Par ailleurs, le contentieux de la contestation de la régularité du placement en rétention (erreur manifeste d'appréciation de l'administration ou défaut de motivation) ne peut être porté devant la cour d'appel que s'il a fait l'objet d'une requête écrite au juge des libertés et de la détention dans les 48 heures du placement en rétention, sauf à vider de leur sens les dispositions légales de l'article R.741.3 du CESEDA imposant un délai strict de 48h et une requête écrite au Juge des libertés et de la détention.

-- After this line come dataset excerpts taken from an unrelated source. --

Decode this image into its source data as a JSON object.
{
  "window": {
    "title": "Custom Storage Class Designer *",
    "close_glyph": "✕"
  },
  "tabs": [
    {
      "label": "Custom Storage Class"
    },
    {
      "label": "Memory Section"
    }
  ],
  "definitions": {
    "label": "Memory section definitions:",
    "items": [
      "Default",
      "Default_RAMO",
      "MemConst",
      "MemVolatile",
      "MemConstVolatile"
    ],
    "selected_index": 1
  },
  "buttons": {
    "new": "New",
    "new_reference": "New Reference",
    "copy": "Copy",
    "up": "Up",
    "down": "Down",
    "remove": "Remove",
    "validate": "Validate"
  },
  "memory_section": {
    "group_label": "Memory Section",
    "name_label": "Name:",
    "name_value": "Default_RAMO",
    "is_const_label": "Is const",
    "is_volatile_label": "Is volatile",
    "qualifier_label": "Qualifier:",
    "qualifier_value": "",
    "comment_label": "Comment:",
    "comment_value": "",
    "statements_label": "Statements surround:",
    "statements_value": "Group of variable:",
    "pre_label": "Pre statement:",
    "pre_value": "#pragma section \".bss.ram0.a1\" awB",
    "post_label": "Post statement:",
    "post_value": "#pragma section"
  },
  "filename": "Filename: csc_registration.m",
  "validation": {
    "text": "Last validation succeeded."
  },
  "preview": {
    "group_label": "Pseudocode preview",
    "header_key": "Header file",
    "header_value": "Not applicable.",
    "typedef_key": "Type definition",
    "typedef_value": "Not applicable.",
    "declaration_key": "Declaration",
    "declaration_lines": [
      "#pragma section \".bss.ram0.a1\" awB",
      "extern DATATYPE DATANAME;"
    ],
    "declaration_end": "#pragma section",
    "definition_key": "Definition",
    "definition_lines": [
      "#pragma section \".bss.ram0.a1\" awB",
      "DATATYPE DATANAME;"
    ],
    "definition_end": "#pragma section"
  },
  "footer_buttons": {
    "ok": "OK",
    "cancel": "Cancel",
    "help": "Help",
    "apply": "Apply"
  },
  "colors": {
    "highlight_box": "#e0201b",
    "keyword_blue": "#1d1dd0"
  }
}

En l'espèce, Monsieur [H] [U] n'a soulevé aucun moyen de nullité et soulève dans sa déclaration d'appel l'irrecevabilité de la requête, moyen recevable, de même que sont recevables les moyens de fond qu'il peut soulever à l'audience.
SUR LA RECEVABILITE DE LA REQUETE EN PROLONGATION :
- sur l'exception d'irrecevabilité de la requête en ce que son signataire n'aurait pas compétence pour ce faire :
Monsieur [H] [U] soutient qu'il appartient au juge judiciaire de vérifier la compétence du signataire de la requête en prolongation et la mention des empêchements éventuels des délégataires de signature. En l'espèce, le signataire de la requête ne serait pas compétent.
C'est à tort qu'il est argué de l'incompétence du signataire de la requête en prolongation signée pour le Préfet de l'Aude le 28 mai 2023 par Monsieur [K] [J], sous-préfet, alors qu'est précisément joint à cette requête un arrêté préfectoral en date du 15 février 2023 lui portant délégation de signature.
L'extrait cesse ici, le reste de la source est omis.